Gerstner openly criticized Meta’s dedication to building out the Metaverse, claiming that “an estimated $100B+ investment in an unknown future is super-sized and terrifying, even by Silicon Valley standards.” He also questioned the bloated nature of Meta’s workforce and demanded a reduction in headcount, stating in a scathing remark that “Meta has drifted into the land of excess — too many people, too many ideas, too little urgency.”

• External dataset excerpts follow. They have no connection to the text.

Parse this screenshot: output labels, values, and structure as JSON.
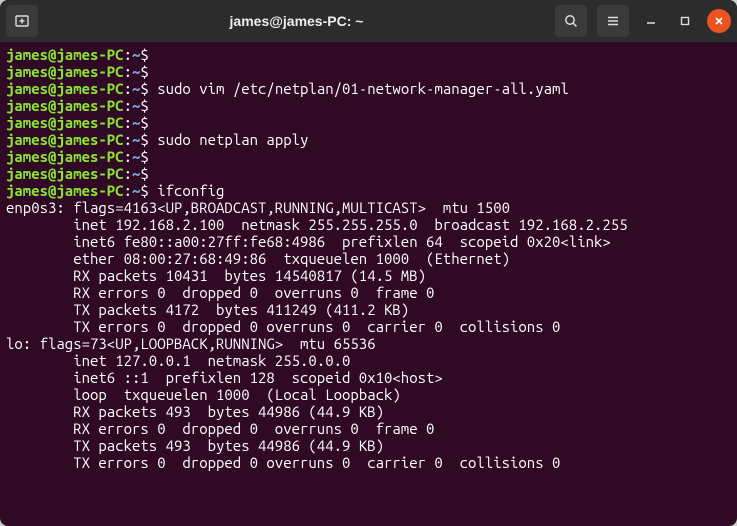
{
  "titlebar": {
    "title": "james@james-PC: ~"
  },
  "prompt": {
    "user_host": "james@james-PC",
    "sep": ":",
    "path": "~",
    "dollar": "$"
  },
  "lines": [
    {
      "type": "prompt",
      "cmd": ""
    },
    {
      "type": "prompt",
      "cmd": ""
    },
    {
      "type": "prompt",
      "cmd": "sudo vim /etc/netplan/01-network-manager-all.yaml"
    },
    {
      "type": "prompt",
      "cmd": ""
    },
    {
      "type": "prompt",
      "cmd": ""
    },
    {
      "type": "prompt",
      "cmd": "sudo netplan apply"
    },
    {
      "type": "prompt",
      "cmd": ""
    },
    {
      "type": "prompt",
      "cmd": ""
    },
    {
      "type": "prompt",
      "cmd": "ifconfig"
    },
    {
      "type": "out",
      "text": "enp0s3: flags=4163<UP,BROADCAST,RUNNING,MULTICAST>  mtu 1500"
    },
    {
      "type": "out",
      "text": "        inet 192.168.2.100  netmask 255.255.255.0  broadcast 192.168.2.255"
    },
    {
      "type": "out",
      "text": "        inet6 fe80::a00:27ff:fe68:4986  prefixlen 64  scopeid 0x20<link>"
    },
    {
      "type": "out",
      "text": "        ether 08:00:27:68:49:86  txqueuelen 1000  (Ethernet)"
    },
    {
      "type": "out",
      "text": "        RX packets 10431  bytes 14540817 (14.5 MB)"
    },
    {
      "type": "out",
      "text": "        RX errors 0  dropped 0  overruns 0  frame 0"
    },
    {
      "type": "out",
      "text": "        TX packets 4172  bytes 411249 (411.2 KB)"
    },
    {
      "type": "out",
      "text": "        TX errors 0  dropped 0 overruns 0  carrier 0  collisions 0"
    },
    {
      "type": "out",
      "text": ""
    },
    {
      "type": "out",
      "text": "lo: flags=73<UP,LOOPBACK,RUNNING>  mtu 65536"
    },
    {
      "type": "out",
      "text": "        inet 127.0.0.1  netmask 255.0.0.0"
    },
    {
      "type": "out",
      "text": "        inet6 ::1  prefixlen 128  scopeid 0x10<host>"
    },
    {
      "type": "out",
      "text": "        loop  txqueuelen 1000  (Local Loopback)"
    },
    {
      "type": "out",
      "text": "        RX packets 493  bytes 44986 (44.9 KB)"
    },
    {
      "type": "out",
      "text": "        RX errors 0  dropped 0  overruns 0  frame 0"
    },
    {
      "type": "out",
      "text": "        TX packets 493  bytes 44986 (44.9 KB)"
    },
    {
      "type": "out",
      "text": "        TX errors 0  dropped 0 overruns 0  carrier 0  collisions 0"
    }
  ]
}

Perhaps Gerstner was onto something, because only two days later Meta reported a large earnings miss and, more worryingly, widening losses for the division behind its Metaverse plans. Reality Labs, the arm of the company specializing in this Metaverse push, saw its losses widen to $3.67 billion — up from a mark of $2.63 billion in the year-ago quarter. And the company’s comments on this didn’t exactly inspire confidence:
“We do anticipate that Reality Labs operating losses in 2023 will grow significantly year-over-year.”
Meta is now down over 70% year-to-date and the road back just appears to be getting longer and longer. For shareholders, it’s becoming increasingly apparent that it's simply Metaverse or bust right now for the former king of social media. And I, for one, just can’t be convinced that it’s going to work out. But, as always, bet against Zuck at your own peril.

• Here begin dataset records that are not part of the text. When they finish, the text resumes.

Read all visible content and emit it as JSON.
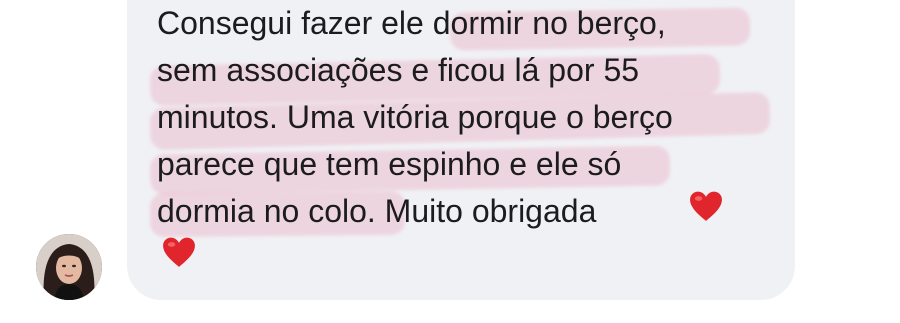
{
  "chat": {
    "message": {
      "text": "Consegui fazer ele dormir no berço,\nsem associações e ficou lá por 55\nminutos. Uma vitória porque o berço\nparece que tem espinho e ele só\ndormia no colo. Muito obrigada",
      "emoji_icons": [
        "red-heart-icon",
        "red-heart-icon"
      ]
    },
    "bubble_color": "#f0f1f4",
    "highlight_color": "#e78caa",
    "text_color": "#1c1c1e"
  }
}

The hits just keep coming for Big Tech this week, and this one was a real body blow. Google’s parent company Alphabet sank this week following a less-than-stellar earnings report on Tuesday. Costly misses on both the top and bottom line sent shareholders into a fluster, while an unusually weak performance from YouTube’s revenue has seen worry ripple across Wall Street.
While its cloud segment was a rare bright spot for Big Tech this week, bringing in revenue that just about outpaced analyst predictions, it wasn’t enough to spare Google’s blushes. Google’s business model, while extremely diversified, still relies heavily on advertising. And, as Snap showed us last week, a looming recession doesn't make for a particularly strong ad environment.
A fantastic example of this was the revelation that YouTube, one of the company’s crown jewels, reported its first decline in advertising revenue on a year-over-year basis since first being reported separately in 2019. This led to Alphabet suffering its worst single-day performance on the market since March 2020.
While this hasn’t caused the same level of worry as Meta’s sliding performance — and rightfully so — it should still be something for investors to monitor should the trajectory of some of Alphabet’s biggest segments continue to trend downward.